USA: Saab asks to dismiss charges he faces and release him

    USA: Saab asks to dismiss charges he faces and release him

    MIAMI ( Associated Press) — Businessman Alex Saab, whom the United States considers a key ally of Venezuelan President Nicolás Maduro, has asked a federal court in South Florida to dismiss the money laundering charges he faces and order his immediate release under the allegation that he was illegally “kidnapped” while traveling as a diplomat to Iran.

    It is a new motion filed Monday night in which Saab took up allegations he has previously made in an attempt to show that he enjoyed diplomatic immunity at the time of his arrest and therefore cannot face charges in the United States. Joined.

    This time, however, his request is accompanied by numerous written testimonies and documents as evidence, including, among others, copies of the alleged diplomatic passport and letters sent by the Maduro government to the United States.

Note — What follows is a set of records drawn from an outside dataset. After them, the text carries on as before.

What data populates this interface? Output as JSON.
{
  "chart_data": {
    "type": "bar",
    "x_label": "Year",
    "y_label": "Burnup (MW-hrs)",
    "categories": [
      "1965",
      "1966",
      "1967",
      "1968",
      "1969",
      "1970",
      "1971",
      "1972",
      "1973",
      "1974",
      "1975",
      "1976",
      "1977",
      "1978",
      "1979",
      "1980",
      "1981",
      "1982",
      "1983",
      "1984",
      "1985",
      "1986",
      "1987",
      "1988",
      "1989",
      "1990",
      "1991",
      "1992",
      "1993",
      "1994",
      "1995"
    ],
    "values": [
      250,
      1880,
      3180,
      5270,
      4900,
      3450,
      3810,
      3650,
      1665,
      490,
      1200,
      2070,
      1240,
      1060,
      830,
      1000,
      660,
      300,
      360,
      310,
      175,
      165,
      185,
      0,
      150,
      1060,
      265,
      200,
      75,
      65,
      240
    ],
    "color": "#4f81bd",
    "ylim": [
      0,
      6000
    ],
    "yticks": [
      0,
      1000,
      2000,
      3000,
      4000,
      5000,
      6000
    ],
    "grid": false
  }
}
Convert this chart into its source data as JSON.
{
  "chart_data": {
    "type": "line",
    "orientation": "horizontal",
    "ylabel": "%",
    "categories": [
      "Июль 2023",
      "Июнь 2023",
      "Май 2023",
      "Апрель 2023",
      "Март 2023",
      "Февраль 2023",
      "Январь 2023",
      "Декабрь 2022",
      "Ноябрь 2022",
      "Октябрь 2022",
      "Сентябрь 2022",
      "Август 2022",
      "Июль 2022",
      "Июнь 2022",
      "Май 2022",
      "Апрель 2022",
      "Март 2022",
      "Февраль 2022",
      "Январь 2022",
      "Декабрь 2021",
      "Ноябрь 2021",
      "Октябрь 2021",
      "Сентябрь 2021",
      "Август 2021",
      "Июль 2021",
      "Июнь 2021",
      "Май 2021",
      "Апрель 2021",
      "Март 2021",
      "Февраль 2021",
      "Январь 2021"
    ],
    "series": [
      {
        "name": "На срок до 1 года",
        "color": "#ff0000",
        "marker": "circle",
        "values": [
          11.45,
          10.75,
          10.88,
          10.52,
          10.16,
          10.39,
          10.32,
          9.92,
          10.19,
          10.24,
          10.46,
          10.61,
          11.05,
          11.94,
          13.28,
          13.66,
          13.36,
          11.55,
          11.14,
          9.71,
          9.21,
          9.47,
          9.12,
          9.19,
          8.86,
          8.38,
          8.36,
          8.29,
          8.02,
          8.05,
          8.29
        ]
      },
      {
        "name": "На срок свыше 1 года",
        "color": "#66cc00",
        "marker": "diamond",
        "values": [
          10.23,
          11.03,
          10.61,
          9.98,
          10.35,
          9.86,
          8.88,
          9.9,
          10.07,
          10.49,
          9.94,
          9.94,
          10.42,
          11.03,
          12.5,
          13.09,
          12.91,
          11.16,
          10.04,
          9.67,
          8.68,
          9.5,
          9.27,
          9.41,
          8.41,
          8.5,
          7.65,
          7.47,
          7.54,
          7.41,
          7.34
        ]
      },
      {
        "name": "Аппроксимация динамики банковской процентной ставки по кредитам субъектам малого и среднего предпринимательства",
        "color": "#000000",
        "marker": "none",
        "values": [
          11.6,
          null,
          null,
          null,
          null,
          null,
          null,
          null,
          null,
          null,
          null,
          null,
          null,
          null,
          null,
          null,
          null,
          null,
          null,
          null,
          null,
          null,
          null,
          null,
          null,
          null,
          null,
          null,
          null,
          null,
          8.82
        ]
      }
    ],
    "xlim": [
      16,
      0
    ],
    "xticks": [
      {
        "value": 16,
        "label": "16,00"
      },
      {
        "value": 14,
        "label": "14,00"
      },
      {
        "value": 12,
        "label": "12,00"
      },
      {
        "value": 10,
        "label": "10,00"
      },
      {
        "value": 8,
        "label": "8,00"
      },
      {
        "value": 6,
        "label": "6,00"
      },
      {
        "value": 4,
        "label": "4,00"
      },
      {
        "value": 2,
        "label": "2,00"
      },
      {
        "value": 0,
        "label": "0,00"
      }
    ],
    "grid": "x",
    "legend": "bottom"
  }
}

The defense seeks to demonstrate with them that Saab’s detention in Cape Verde in June 2020 was illegal and that the United States knew at the time that the Colombian businessman was a diplomat from Venezuela.

    “The facts show without a doubt that Mr. Saab was a special envoy to Iran on behalf of Venezuela and the only question that remains is legal, and not factual, and it is this: Did Mr. Saab have diplomatic immunity when he was traveling to Iran? ?” said the businessman’s lawyers in the 39-page motion. “The answer to this question is indisputably ‘yes,’” they continued.

    Saab, whom Washington considers Maduro’s figurehead, was extradited from Cape Verde to face charges of laundering hundreds of millions of dollars from corrupt deals he obtained by paying bribes to Venezuelan officials in exchange for home construction contracts. economic.

    The businessman pleaded not guilty. He initially faced eight charges, but the prosecution withdrew seven of them as part of a deal sealed with Cape Verde for his extradition. If convicted, he could face up to 20 years in prison.

    Saab alleges that he was on a humanitarian mission en route to Iran when his plane stopped in Cape Verde to refuel. His lawyers assure that the United States knew that he was heading for those negotiations and that he had been notified of his immunity through diplomatic channels and by Interpol itself.

    “The court should dismiss the accusations and order the immediate release of Mr. Saab so that he can continue with his mission to Iran or return to Venezuela” to be given further instructions on that mission, the businessman’s lawyers requested in the document that appears in the online file.

    The prosecution has denied that the government knew of the alleged diplomatic status at the time of the arrest and has resisted handing over documents from the State Department requested by Saab in which it would be evidence that it did have that information.


    Associated Press reporter Joshua Goodman contributed this information.